Orientierung für und auf ein vereintes Europa hin

Gerade die Kirchen haben unserem Grundgesetz viel zu verdanken – nicht nur wegen ihres besonderen Selbstbestimmungsrechts und der Religionsfreiheit. Auch wegen zahlreicher Festlegungen in Sachen Gleichheitsgrundsatz, Sozialstaatlichkeit und unveräußerliche Menschenrechte. Nicht zu vergessen der schon damals in der Präambel formulierte Wille, "in einem vereinten Europa dem Frieden in der Welt zu dienen". Später kam dann als Konkretisierung Deutschlands "Mitwirkung bei der Entwicklung der EU" hinzu – unter Wahrung eines mit unserer Verfassung vergleichbaren Grundrechteschutzes.

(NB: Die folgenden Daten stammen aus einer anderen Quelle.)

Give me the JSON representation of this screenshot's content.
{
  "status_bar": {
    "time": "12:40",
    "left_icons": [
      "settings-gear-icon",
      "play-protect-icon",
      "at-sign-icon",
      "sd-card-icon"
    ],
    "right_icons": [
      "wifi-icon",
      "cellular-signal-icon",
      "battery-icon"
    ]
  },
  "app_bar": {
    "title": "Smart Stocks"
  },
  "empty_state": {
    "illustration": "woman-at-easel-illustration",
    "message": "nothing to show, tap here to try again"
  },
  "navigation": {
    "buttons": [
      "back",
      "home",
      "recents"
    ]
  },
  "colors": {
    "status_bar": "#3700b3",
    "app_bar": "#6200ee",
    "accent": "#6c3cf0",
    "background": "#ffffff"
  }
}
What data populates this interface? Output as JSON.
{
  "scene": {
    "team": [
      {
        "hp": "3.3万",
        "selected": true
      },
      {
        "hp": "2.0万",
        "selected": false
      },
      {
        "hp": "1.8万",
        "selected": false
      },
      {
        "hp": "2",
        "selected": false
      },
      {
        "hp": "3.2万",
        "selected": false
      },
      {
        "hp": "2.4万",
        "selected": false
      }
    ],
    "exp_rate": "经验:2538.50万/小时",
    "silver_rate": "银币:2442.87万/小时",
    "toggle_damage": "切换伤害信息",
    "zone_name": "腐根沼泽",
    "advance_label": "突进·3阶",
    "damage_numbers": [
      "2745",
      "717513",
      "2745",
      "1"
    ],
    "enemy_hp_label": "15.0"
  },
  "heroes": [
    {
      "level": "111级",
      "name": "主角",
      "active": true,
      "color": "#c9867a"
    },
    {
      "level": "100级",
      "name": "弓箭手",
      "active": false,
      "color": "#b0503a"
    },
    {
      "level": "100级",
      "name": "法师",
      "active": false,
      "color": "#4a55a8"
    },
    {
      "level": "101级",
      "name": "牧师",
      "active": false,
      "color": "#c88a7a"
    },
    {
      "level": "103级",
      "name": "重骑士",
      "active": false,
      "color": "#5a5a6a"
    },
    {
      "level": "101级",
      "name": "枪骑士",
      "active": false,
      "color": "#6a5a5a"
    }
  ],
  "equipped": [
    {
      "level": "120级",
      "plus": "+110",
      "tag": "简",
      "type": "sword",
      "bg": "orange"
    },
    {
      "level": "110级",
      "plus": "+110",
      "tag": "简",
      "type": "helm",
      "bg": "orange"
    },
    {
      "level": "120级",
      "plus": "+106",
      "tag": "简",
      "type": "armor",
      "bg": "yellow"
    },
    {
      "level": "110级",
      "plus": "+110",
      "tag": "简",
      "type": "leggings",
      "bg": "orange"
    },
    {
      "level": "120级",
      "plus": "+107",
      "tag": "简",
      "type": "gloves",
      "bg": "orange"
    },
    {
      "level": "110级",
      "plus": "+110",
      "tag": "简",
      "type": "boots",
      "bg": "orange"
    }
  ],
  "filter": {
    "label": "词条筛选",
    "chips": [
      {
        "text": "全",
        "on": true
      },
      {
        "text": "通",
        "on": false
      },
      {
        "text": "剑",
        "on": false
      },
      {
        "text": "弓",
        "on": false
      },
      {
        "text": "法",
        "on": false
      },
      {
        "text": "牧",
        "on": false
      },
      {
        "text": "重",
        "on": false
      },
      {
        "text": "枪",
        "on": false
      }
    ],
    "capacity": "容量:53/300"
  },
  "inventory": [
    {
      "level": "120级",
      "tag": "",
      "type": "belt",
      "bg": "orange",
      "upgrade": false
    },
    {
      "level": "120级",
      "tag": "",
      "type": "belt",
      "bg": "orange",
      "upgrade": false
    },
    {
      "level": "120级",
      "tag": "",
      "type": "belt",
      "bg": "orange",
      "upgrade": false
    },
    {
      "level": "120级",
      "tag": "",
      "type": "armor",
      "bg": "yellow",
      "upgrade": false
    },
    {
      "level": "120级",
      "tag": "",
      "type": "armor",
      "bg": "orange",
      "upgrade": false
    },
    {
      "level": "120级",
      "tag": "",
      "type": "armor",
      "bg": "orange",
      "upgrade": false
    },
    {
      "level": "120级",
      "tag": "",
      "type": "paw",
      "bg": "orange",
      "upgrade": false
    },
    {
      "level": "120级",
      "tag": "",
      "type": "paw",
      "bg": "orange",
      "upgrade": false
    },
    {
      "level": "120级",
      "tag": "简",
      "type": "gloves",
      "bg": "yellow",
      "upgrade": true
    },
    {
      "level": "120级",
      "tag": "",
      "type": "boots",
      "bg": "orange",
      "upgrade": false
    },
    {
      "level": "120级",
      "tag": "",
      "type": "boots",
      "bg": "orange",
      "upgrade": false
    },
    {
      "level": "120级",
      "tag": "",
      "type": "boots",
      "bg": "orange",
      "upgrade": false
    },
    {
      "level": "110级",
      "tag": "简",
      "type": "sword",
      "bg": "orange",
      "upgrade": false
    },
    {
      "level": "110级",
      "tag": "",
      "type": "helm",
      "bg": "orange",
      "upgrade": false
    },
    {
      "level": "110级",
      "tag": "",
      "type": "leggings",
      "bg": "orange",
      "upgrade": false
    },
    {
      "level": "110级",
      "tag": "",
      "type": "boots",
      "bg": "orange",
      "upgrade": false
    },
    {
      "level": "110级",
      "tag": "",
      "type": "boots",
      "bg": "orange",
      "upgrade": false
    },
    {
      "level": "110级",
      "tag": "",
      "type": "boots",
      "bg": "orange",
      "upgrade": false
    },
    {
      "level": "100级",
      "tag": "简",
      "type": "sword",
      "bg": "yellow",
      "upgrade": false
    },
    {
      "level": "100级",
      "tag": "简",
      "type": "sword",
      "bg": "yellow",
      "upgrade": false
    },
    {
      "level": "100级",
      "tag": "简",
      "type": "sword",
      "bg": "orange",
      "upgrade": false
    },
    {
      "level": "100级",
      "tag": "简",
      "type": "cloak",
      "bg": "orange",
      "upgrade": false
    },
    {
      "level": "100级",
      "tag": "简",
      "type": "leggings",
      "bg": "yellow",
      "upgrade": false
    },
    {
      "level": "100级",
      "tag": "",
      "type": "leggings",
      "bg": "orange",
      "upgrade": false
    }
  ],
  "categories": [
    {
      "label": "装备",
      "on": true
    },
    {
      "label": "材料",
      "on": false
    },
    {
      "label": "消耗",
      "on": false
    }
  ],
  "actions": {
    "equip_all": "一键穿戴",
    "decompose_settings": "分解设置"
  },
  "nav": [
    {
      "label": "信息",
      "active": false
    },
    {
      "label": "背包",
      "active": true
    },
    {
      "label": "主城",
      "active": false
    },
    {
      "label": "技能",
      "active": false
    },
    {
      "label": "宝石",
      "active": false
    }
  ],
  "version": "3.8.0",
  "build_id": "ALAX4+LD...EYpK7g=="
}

Fast 75 Jahre Frieden und Freiheit gehen so auch auf das Konto unseres Grundgesetzes. Auch die Wirtschafts- und Währungsunion wurde zum Erfolgsmodell.

Europäische Antworten auf Globalisierung und Digitalisierung?

Auf der Strecke blieb allerdings bisher die von vielen Europäern ersehnte Sozialunion als Antwort auf die Verunsicherung durch Globalisierung und Digitalisierung. Eine Steilvorlage an Nationalisten und Populisten.

Ebenso wie die Vernachlässigung Europas als Werteunion: Über die Konkretion der im Grundgesetz und in der EU-Grundrechtecharta garantierten Menschenrechte, der Freiheit, Demokratie und Rechtsstaatlichkeit herrscht mittlerweile längst nicht mehr überall Einverständnis – man denke nur an die Migrationsfrage. Dafür haben Angstmacherei, Ausgrenzung und Hetze Konjunktur, wird – siehe Brexit – Brüssel die Schuld für hausgemachte Versäumnisse zugeschoben. Noch befeuert wird der Erfolg von Rechtspopulisten und Nationalisten in Europa durch gezielte Desinformationen aus Russland und wirtschaftliche Umklammerung durch China.

Der nationalistische Spaltpilz wächst. Es liegt jetzt an Europas Wählern, auf den freiheitlichen Werten zu bestehen und den schleichenden Erosionsprozess der EU aufzuhalten.